Tim Roth brilliert in Michel Francos »Sundown« als einer der entspanntesten Soziopathen der Filmgeschichte.
Sundown – Geheimnisse in Acapulco
Passiv-aggressive Gelassenheit
Der Kapitalismus ist wie ein Geschwür in den Filmen des mexikanischen Filmemachers Michel Franco. Dieser Tumor streut unablässig und Franco hält gnadenlos drauf, auf die immer weiter zerfressene Kehrseite dieser Welt aus Schönheit und Reichtum. In seinem neuen Film »Sundown« ist er stiller Beobachter einer sprichwörtlichen Ruhe vor dem Sturm. So wirkt der totale Stillstand, in dem sich der Brite Neil Bennett mit seiner Schwester und deren Kindern im Mexikourlaub befindet. Gelangweilt dümpeln die vier im sonnenglitzernden Pool des Luxusresorts, trinken schon vormittags Cocktails mit Salzrand und lassen sich abends von den einheimischen Hotelmitarbeitern dicke Steaks braten.
Dass Alice ständig am Handy hängt, fällt erst gar nicht auf, doch sie hält Tag und Nacht Kontakt mit dem Familienunternehmen, das sie zu Hause mit eiserner Hand führt. Es knistert unter der von Hitze betäubten Erholungsoberfläche, und das Verhältnis der vier zueinander befindet sich in einer merkwürdig beunruhigenden Schwebe. Alice und Neil könnten ein entfremdetes Ehepaar sein, das nur noch die gemeinsamen Kinder zusammenhalten, aber auch ein Geschwisterpaar, gefangen in einer funktionalen Hassliebe. Franco braucht für dieses Unbehagen kaum Dialog, der Langmut seiner Einstellungen und das zurückhaltende Spiel von Tim Roth und Charlotte Gainsbourg lassen eine unterschwellig brodelnde Atmosphäre entstehen.

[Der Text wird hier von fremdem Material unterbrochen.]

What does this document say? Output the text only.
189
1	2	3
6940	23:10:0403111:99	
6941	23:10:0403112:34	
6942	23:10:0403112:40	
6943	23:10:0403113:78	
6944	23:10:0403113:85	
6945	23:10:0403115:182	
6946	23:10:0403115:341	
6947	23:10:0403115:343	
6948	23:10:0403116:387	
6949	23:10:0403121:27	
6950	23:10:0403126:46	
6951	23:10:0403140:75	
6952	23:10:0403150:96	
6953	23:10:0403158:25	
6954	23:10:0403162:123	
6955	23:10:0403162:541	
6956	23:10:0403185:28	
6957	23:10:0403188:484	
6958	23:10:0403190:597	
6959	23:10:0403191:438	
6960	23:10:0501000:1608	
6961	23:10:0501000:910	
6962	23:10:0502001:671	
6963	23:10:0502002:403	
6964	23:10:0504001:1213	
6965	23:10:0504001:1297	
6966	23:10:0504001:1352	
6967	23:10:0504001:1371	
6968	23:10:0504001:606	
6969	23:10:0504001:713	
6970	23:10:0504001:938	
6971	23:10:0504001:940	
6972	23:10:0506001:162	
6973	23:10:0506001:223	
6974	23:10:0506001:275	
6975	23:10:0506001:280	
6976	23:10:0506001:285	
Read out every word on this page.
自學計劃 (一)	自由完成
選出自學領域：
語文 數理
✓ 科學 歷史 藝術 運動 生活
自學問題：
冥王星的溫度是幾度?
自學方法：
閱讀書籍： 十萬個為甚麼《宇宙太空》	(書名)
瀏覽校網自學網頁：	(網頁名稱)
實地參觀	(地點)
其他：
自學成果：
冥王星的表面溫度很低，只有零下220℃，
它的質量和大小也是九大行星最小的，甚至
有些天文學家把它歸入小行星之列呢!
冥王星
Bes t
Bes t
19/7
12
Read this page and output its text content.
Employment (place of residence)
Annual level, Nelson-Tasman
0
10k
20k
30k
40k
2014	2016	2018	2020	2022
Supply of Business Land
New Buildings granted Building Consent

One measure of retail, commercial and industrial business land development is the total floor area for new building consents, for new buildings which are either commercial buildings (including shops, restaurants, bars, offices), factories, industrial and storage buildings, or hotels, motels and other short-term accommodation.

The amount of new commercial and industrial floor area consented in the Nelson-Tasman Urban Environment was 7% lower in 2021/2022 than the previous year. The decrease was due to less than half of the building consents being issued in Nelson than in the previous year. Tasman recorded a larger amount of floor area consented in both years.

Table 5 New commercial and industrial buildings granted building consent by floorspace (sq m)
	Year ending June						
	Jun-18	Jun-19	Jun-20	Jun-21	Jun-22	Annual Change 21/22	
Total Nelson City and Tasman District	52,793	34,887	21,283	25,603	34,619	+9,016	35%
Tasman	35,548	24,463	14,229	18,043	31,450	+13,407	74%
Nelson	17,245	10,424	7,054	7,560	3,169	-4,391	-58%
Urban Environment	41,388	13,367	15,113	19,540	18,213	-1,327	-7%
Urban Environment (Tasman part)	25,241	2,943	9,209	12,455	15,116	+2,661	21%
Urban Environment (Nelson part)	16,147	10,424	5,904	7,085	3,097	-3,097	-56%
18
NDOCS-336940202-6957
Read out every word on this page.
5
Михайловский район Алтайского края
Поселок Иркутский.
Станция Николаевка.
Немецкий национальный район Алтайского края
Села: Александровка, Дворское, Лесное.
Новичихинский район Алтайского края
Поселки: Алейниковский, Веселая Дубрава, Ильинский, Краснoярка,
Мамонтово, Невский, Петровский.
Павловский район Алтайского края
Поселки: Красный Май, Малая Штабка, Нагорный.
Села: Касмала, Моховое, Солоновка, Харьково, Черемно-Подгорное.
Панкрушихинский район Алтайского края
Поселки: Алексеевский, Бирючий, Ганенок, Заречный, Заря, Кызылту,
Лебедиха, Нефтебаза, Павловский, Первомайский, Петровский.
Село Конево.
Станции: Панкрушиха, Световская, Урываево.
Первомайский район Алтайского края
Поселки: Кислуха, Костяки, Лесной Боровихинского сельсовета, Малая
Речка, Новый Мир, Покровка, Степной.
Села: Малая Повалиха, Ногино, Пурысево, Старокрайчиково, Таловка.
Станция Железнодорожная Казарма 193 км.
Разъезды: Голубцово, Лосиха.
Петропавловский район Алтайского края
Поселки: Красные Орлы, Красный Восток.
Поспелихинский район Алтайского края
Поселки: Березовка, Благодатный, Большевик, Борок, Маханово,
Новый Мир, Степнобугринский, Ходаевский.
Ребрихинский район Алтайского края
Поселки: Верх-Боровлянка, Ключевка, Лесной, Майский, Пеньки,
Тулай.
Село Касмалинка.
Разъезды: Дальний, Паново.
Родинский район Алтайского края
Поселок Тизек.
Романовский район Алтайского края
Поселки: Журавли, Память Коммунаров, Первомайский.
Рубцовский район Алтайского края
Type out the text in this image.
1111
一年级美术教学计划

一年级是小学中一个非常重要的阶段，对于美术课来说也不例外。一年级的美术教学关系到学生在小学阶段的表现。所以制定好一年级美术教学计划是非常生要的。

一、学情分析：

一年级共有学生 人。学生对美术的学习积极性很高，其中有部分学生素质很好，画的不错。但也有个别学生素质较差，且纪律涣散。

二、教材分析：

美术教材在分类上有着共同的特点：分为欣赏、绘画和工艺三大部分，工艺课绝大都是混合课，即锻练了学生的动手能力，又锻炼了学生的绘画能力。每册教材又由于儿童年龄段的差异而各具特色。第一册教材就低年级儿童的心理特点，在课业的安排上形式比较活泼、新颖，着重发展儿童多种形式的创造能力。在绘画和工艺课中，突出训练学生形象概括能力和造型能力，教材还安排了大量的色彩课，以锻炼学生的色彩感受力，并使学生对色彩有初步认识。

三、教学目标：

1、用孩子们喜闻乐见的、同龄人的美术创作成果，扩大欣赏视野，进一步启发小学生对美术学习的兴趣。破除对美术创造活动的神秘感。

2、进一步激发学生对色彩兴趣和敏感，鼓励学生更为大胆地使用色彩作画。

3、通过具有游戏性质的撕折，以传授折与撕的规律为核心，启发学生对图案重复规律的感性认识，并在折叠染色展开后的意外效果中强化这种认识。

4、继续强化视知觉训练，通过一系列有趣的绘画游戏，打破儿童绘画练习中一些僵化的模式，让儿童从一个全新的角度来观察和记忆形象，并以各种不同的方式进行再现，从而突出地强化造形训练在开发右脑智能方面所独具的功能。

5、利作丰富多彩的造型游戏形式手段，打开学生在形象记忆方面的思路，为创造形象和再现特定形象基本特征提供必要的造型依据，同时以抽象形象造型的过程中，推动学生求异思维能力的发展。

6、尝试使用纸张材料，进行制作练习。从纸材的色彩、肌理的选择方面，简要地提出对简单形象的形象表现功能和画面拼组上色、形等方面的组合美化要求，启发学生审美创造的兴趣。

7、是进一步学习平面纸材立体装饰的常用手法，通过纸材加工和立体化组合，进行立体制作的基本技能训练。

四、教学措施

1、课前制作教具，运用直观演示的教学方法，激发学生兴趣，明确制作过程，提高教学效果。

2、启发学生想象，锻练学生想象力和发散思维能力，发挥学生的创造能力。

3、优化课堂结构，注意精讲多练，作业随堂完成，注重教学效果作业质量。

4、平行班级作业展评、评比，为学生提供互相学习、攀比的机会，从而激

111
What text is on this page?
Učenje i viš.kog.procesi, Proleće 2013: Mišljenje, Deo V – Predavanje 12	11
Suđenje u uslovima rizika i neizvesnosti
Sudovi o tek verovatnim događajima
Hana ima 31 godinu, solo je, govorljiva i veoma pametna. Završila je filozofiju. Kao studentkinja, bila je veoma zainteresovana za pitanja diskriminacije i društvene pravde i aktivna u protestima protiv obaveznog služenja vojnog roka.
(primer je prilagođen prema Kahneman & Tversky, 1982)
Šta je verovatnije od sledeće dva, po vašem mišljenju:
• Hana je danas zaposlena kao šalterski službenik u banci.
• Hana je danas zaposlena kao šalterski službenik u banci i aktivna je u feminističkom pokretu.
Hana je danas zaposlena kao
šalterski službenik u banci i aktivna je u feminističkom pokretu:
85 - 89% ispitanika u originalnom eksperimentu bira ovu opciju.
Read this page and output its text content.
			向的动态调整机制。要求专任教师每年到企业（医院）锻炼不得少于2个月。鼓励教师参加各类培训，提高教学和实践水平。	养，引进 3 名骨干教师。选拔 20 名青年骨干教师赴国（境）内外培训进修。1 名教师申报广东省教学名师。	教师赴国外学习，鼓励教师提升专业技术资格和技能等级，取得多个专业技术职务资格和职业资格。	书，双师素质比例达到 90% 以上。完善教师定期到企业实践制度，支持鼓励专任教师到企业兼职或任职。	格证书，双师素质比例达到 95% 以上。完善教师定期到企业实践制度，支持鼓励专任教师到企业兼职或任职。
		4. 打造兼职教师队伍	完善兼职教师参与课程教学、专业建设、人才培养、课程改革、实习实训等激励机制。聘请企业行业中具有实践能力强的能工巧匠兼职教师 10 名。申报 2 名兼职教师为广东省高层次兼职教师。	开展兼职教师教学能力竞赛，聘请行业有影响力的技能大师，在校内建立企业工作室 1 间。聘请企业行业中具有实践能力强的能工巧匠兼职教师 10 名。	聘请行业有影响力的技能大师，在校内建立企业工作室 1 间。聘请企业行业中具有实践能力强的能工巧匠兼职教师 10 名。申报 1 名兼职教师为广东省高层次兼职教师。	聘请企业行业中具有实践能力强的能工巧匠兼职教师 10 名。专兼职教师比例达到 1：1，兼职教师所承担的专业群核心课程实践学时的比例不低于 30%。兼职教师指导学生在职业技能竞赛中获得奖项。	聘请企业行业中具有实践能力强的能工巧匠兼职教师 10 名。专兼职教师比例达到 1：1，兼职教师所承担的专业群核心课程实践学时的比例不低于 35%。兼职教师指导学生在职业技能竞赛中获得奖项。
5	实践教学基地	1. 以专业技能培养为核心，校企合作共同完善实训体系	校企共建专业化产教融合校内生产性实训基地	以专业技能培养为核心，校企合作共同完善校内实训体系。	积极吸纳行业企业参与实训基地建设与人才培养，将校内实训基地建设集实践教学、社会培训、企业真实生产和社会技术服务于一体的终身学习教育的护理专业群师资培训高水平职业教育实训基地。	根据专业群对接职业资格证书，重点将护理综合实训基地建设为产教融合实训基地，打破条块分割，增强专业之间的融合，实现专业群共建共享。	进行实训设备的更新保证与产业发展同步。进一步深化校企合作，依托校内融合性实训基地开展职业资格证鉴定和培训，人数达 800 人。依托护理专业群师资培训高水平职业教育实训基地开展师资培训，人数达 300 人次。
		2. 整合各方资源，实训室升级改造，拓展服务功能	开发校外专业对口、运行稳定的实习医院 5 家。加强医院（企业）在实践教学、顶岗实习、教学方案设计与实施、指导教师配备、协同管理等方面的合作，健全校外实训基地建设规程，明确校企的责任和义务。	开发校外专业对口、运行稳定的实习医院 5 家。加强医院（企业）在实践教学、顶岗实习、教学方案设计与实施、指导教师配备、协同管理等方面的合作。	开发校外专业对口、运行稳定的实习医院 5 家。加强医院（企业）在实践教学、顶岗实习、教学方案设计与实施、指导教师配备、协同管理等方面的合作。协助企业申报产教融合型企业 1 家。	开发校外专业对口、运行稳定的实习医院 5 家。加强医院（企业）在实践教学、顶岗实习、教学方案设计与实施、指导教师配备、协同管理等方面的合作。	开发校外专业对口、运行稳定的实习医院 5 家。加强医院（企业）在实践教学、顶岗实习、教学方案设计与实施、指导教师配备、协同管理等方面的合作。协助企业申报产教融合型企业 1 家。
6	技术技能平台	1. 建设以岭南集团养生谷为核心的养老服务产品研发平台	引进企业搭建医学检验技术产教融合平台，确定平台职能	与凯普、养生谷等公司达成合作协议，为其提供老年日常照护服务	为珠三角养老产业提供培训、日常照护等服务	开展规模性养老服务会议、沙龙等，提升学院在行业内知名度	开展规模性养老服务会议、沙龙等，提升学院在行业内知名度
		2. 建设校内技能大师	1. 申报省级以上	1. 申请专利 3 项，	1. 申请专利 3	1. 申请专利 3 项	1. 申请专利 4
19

Ein Anruf bringt die Blase der aufgesetzten Glückseligkeit zum Platzen – die Matriarchin ist gestorben und Alice will so schnell wie möglich zurück. Neil schlurft teilnahmslos hinter der aufgelösten Schwester her. Am Flughafen lässt er dann ebenso beiläufig den nächsten Affront los: Er habe seinen Reisepass im Hotelsafe vergessen und müsse zurück. Er käme dann mit dem nächsten Flieger nach. Neil steigt in ein Taxi, ruft nur »Hotel!« – kein bestimmtes, irgendeines – und lässt die kommenden Tage und Wochen an einem überfüllten Touristenstrand an sich vorbeiziehen, auf einem Plastikstühlchen sitzend, eine Kühltruhe voller Bier neben sich.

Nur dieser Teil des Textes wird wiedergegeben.